Legislation that has a budgetary impact cannot be filibustered in the Senate, a hurdle that can only be surmounted by a 60 votes or higher. The relief bill surely has budgetary consequences and needs only a majority vote for passage under the so-called “reconciliation” rule.
Republicans argue that Biden’s minimum wage proposal is out of bounds, that it’s not a budgetary measure because the business sector pays for it. Democrats are trying to make the case that, because higher wages would result in higher payroll tax income and a mix of higher and lower governmental costs, it has a budgetary impact. That puts the issue in the hands of the Senate parliamentarian to decide. But even if the parliamentarian agrees with the Democrats, they may be short two votes. West Virginia’s Joe Manchin doesn’t like $15 an hour nor does Arizona’s Kyrsten Sinema. Manchin’s state’s minimum wage is $8.75 an hour and, as The Wall Street Journal pointed out, the median wage in his state is barely higher at $16.31 than the proposed $15. So maybe once again the federal minimum wage will stay at a level that hasn’t changed in a dozen years. There are many states like West Virginia, and Manchin’s dilemma brings up the wider point that, as a Journal editorial put it, the nationally imposed $15 an hour “would mean imposing the urban labor costs of San Francisco and Manhattan on every out-of-the-way gas station in rural America”. The U.S. economy differs by region and the concern is that doubling the wage floor would lead to prices in those locales that people could no longer afford. A few years ago, the editorial crew at the Journal huffed that it was, Hard… to understand why so many of our media brethren have been persuaded that suddenly it’s the job of America’s burger joints to provide everyone with with good pay and benefits. Why shouldn’t it be? As Biden said, “No one should work 40 hours a week and live below the poverty wage”. An employer usurps workers’ time, all the time that they are able to give to work, time that may be all they have to sell. When employers pay too little for that time for employees to make their way in life, their workers are forced to apply for assistance food, Medicaid, housing, child care from state and federal governments, which is to say, we taxpayers. The public is made to subsidize business models that don’t work financially were they to be required to pay a living wage. So, as for those burger joints, it seems to be national policy to keep the price of fast foods low by shifting much of the cost into public assistance programs where the rest of us get to pick up the tab.

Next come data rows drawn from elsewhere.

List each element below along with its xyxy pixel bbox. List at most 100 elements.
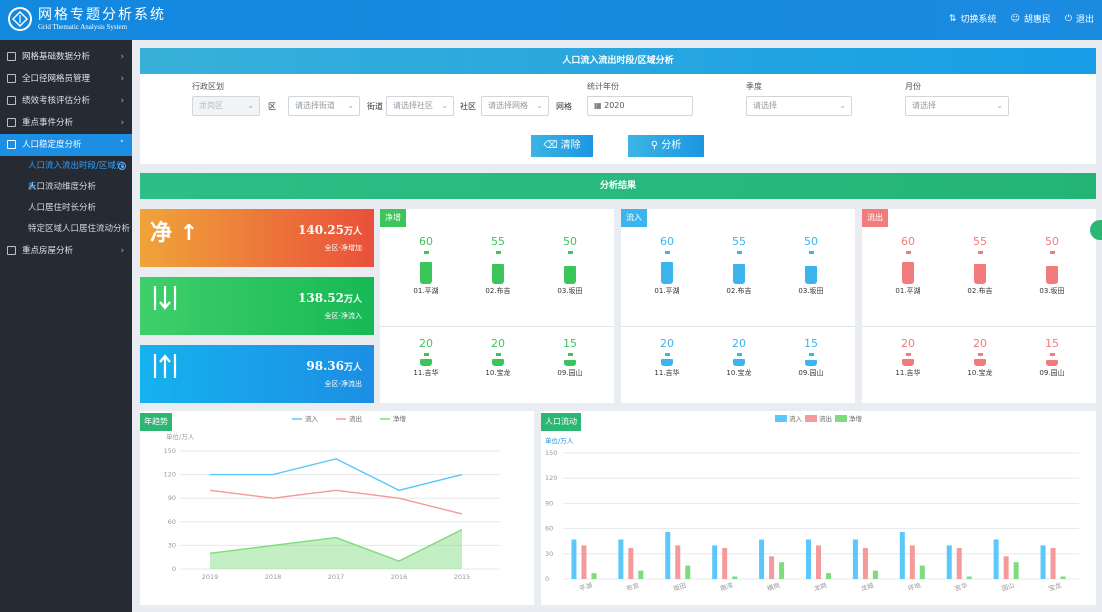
ranking-value: 55 bbox=[491, 235, 505, 248]
bar-1 bbox=[1050, 547, 1056, 579]
district-value: 龙岗区 bbox=[199, 101, 223, 110]
x-tick-label: 南湾 bbox=[719, 580, 735, 593]
sidebar-item-grid-staff[interactable]: 全口径网格员管理 › bbox=[0, 68, 132, 90]
stat-label: 全区-净流入 bbox=[324, 312, 362, 320]
card-tag: 净增 bbox=[380, 209, 406, 227]
stat-unit: 万人 bbox=[343, 227, 362, 237]
user-button[interactable]: ☺ 胡惠民 bbox=[1010, 12, 1050, 26]
x-tick-label: 坪地 bbox=[906, 580, 922, 593]
year-label: 统计年份 bbox=[587, 82, 619, 91]
bar-1 bbox=[1003, 556, 1009, 579]
sidebar-item-grid-data[interactable]: 网格基础数据分析 › bbox=[0, 46, 132, 68]
x-tick-label: 布吉 bbox=[625, 580, 641, 593]
switch-icon: ⇅ bbox=[948, 13, 957, 24]
current-indicator-icon bbox=[118, 162, 126, 170]
ranking-label: 10.宝龙 bbox=[967, 369, 993, 377]
app-title: 网格专题分析系统 bbox=[38, 7, 166, 23]
logout-button[interactable]: ⏻ 退出 bbox=[1064, 12, 1094, 26]
ranking-tile: 55 02.布吉 bbox=[470, 235, 526, 296]
sidebar-sub-flow-dimension[interactable]: 人口流动维度分析 bbox=[0, 177, 132, 198]
trend-chart-tag: 年趋势 bbox=[140, 413, 172, 431]
x-tick-label: 2016 bbox=[391, 573, 408, 581]
sidebar-item-housing[interactable]: 重点房屋分析 › bbox=[0, 240, 132, 262]
ranking-marker bbox=[905, 353, 911, 356]
flow-chart-panel: 人口流动 单位/万人 0 30 60 90 120 150 平湖 布吉 坂田 南湾 横岗 龙岗 龙城 坪地 吉… bbox=[541, 411, 1096, 605]
street-select[interactable]: 请选择街道 ⌄ bbox=[288, 96, 360, 116]
ranking-value: 20 bbox=[901, 337, 915, 350]
ranking-tile: 15 09.园山 bbox=[542, 337, 598, 378]
clear-label: 清除 bbox=[560, 140, 581, 151]
card-inflow: 流入 60 01.平湖 55 02.布吉 50 03.坂田 20 11.吉华 20 10.宝龙 15 0… bbox=[621, 209, 855, 403]
ranking-value: 15 bbox=[1045, 337, 1059, 350]
quarter-select[interactable]: 请选择 ⌄ bbox=[746, 96, 852, 116]
grid-label: 网格 bbox=[556, 102, 572, 111]
y-tick-label: 90 bbox=[168, 494, 176, 502]
sidebar-item-population-stability[interactable]: 人口稳定度分析 ˄ bbox=[0, 134, 132, 156]
ranking-bar bbox=[805, 266, 817, 284]
results-title: 分析结果 bbox=[140, 173, 1096, 199]
ranking-value: 50 bbox=[804, 235, 818, 248]
filter-panel: 人口流入流出时段/区域分析 行政区划 龙岗区 ⌄ 区 请选择街道 ⌄ 街道 请选择社… bbox=[140, 48, 1096, 164]
sidebar-sub-specific-area[interactable]: 特定区域人口居住流动分析 bbox=[0, 219, 132, 240]
ranking-marker bbox=[664, 353, 670, 356]
community-select[interactable]: 请选择社区 ⌄ bbox=[386, 96, 454, 116]
sidebar-item-label: 人口稳定度分析 bbox=[22, 140, 82, 150]
ranking-tile: 60 01.平湖 bbox=[398, 235, 454, 296]
legend-label: 净增 bbox=[849, 414, 862, 423]
clear-button[interactable]: ⌫ 清除 bbox=[531, 135, 593, 157]
x-tick-label: 龙城 bbox=[860, 580, 876, 593]
stat-value: 138.52万人 bbox=[298, 291, 362, 305]
legend-label: 流入 bbox=[305, 414, 319, 423]
legend-swatch bbox=[775, 415, 787, 422]
filter-panel-title: 人口流入流出时段/区域分析 bbox=[140, 48, 1096, 74]
ranking-bar bbox=[805, 360, 817, 366]
community-placeholder: 请选择社区 bbox=[393, 101, 433, 110]
chevron-down-icon: ⌄ bbox=[996, 101, 1003, 110]
series-line-1 bbox=[209, 489, 463, 515]
ranking-label: 03.坂田 bbox=[798, 287, 824, 295]
year-input[interactable]: ▦ 2020 bbox=[587, 96, 693, 116]
qu-label: 区 bbox=[268, 102, 276, 111]
chevron-right-icon: › bbox=[120, 118, 124, 128]
sidebar-item-performance[interactable]: 绩效考核评估分析 › bbox=[0, 90, 132, 112]
trend-chart-panel: 年趋势 单位/万人 0 30 60 90 120 150 2019 2018 2017 2016 20… bbox=[140, 411, 534, 605]
bar-0 bbox=[1040, 545, 1046, 579]
chart-toggle-icon[interactable] bbox=[1090, 220, 1102, 240]
x-tick-label: 宝龙 bbox=[1047, 580, 1063, 593]
district-select[interactable]: 龙岗区 ⌄ bbox=[192, 96, 260, 116]
ranking-value: 55 bbox=[732, 235, 746, 248]
power-icon: ⏻ bbox=[1064, 13, 1072, 24]
month-select[interactable]: 请选择 ⌄ bbox=[905, 96, 1009, 116]
switch-system-button[interactable]: ⇅ 切换系统 bbox=[948, 12, 997, 26]
analyze-button[interactable]: ⚲ 分析 bbox=[628, 135, 704, 157]
bar-2 bbox=[591, 573, 597, 579]
house-icon bbox=[7, 246, 16, 255]
x-tick-label: 龙岗 bbox=[813, 580, 828, 593]
ranking-marker bbox=[423, 353, 429, 356]
chevron-down-icon: ⌄ bbox=[347, 101, 354, 110]
grid-placeholder: 请选择网格 bbox=[488, 101, 528, 110]
sidebar-sub-label: 人口居住时长分析 bbox=[28, 203, 97, 213]
sidebar-item-events[interactable]: 重点事件分析 › bbox=[0, 112, 132, 134]
bar-0 bbox=[665, 531, 671, 579]
bar-2 bbox=[685, 565, 691, 579]
bar-0 bbox=[759, 539, 765, 579]
ranking-bar bbox=[492, 359, 504, 366]
ranking-label: 10.宝龙 bbox=[726, 369, 752, 377]
sidebar-sub-residence-duration[interactable]: 人口居住时长分析 bbox=[0, 198, 132, 219]
ranking-label: 01.平湖 bbox=[895, 287, 921, 295]
y-tick-label: 150 bbox=[545, 449, 557, 457]
x-tick-label: 平湖 bbox=[578, 580, 594, 593]
card-tag: 流出 bbox=[862, 209, 888, 227]
bar-1 bbox=[816, 545, 821, 579]
stat-glyph: 净 bbox=[150, 221, 173, 246]
card-net-increase: 净增 60 01.平湖 55 02.布吉 50 03.坂田 20 11.吉华 20 10.宝龙 15 0… bbox=[380, 209, 614, 403]
ranking-bar bbox=[1046, 360, 1058, 366]
month-placeholder: 请选择 bbox=[912, 101, 936, 110]
x-tick-label: 坂田 bbox=[672, 580, 687, 593]
sidebar-sub-inflow-outflow[interactable]: 人口流入流出时段/区域分析 bbox=[0, 156, 132, 192]
search-icon: ⚲ bbox=[650, 140, 662, 151]
grid-select[interactable]: 请选择网格 ⌄ bbox=[481, 96, 549, 116]
y-tick-label: 90 bbox=[545, 499, 553, 507]
chevron-down-icon: ⌄ bbox=[247, 101, 254, 110]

The Senate’s parliamentarian has ruled that the minimum wage increase cannot be a part of Biden’s proposed $1.9 trillion relief act if the “reconciliation” rule is to be used for its passage by a filibuster-proof simple majority. That leaves the question of whether Biden will pursue a minimum wage increase and of a lower amount for it to possibly surmount a Republican filibuster.
Senate control has shifted and President Biden is passionate to raise the minimum to $15 an hour. Not all at once. He proposes a schedule of incremental increases across the next five years, with the minimum indexed to the median wage of all workers thereafter. That corrects a failure of the current law. Its fixed minimum has seen the buying power of $7.25 slip to only $5.66 even with mild inflation.